Brakes on trains are air brakes, which are also the type of brakes found on most commercial vehicles.

Air brakes are a fail-safe type braking system. That is, when the system fails, no harm can come from its failure, because it keeps things safe during failure.

Air brakes are charged with compressed air to release the train’s brakes, and pressure is reduced to apply them. By the late 1800’s, all railroads in the United States were required by law to equip their trains with automatic air brakes.

Although the reliability and features of the modern automatic air brake have improved significantly, it continues to operate on George Westinghouse’s same basic principle.

If brake pressure drops rapidly or at an uncontrolled rate, the brakes are applied, which is called an emergency application. This may occur from a variety of actions, either in response to the Engineer placing the automatic brake valve in the EMERGENCY position, from the opening of a conductor’s valve on a locomotive or car so equipped, from from the brake hoses between cars parting or bursting or any other equipment failure. Variations in the brake pressure cause the train brakes to apply or release. The rate at which the pressure in the brake pipe drops determines whether a service or an emergency application results.

In an air brake system, extremely powerful springs keep the brakes applied at all times. That is, at rest, the brakes are normally applied. Air pressure is used to release the brakes by compressing powerful springs, and thus keep them off of the braking surfaces. Air pressure is maintained by an air compressor system, which includes a pressure tank.
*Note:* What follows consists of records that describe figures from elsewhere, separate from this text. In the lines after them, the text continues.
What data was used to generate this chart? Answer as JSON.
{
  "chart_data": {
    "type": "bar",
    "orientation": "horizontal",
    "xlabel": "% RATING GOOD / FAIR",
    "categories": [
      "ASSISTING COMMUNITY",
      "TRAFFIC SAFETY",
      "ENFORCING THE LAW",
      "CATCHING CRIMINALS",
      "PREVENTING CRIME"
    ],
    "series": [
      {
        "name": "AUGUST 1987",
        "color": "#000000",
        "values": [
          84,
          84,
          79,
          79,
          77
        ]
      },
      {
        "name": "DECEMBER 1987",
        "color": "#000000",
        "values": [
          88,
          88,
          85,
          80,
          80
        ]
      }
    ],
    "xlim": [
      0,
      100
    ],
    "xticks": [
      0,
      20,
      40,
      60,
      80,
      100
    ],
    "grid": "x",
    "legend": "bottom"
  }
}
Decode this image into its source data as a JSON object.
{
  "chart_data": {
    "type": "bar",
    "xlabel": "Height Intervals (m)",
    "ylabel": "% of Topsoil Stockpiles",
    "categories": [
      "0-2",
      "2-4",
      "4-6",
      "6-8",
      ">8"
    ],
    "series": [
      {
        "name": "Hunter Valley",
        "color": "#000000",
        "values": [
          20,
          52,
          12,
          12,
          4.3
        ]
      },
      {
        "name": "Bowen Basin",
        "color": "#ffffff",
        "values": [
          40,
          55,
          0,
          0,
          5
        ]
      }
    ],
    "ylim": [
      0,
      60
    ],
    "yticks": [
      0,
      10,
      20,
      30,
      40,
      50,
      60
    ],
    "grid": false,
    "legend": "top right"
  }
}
When air leaks out of an air break system, the brakes begin to close (high tension springs begin to place pressure upon) the braking surfaces. In other words, no air pressure = brakes are applied.

Naturally, as any story develops, more details and commentary emerge. This story is no different.

In a story published July 8, 2013, Ed Burkhardt, Chairman of the Montreal, Maine & Atlantic Railway, said the train company has evidence that the train was tampered. Speaking to news cadre, he said, “We have evidence of this. But this is an item that needs further investigation. We need to talk to some people we believe to have knowledge of this. We want to know what they know. There are a number of missing pieces here … but we’d like to have a complete idea about the cause. We are prepared to go in and do this very quickly; as soon as we can gain access to people and to the site.”

However, he did say that he did not believe the tragedy was the result of malicious pranksters, or terrorists.

What remains curious is how the brakes were released.

For the brakes to be released, they had to have been ACTIVELY released, because of their fail safe nature.

And, if the train was inspected after the fire, and all systems were found in perfect working order – as was reported – one would imagine the Inspector would have noticed any anomaly, or problem, and any such problem would have arisen AFTER the inspector departed.

That’s why I question if this act was sabotage.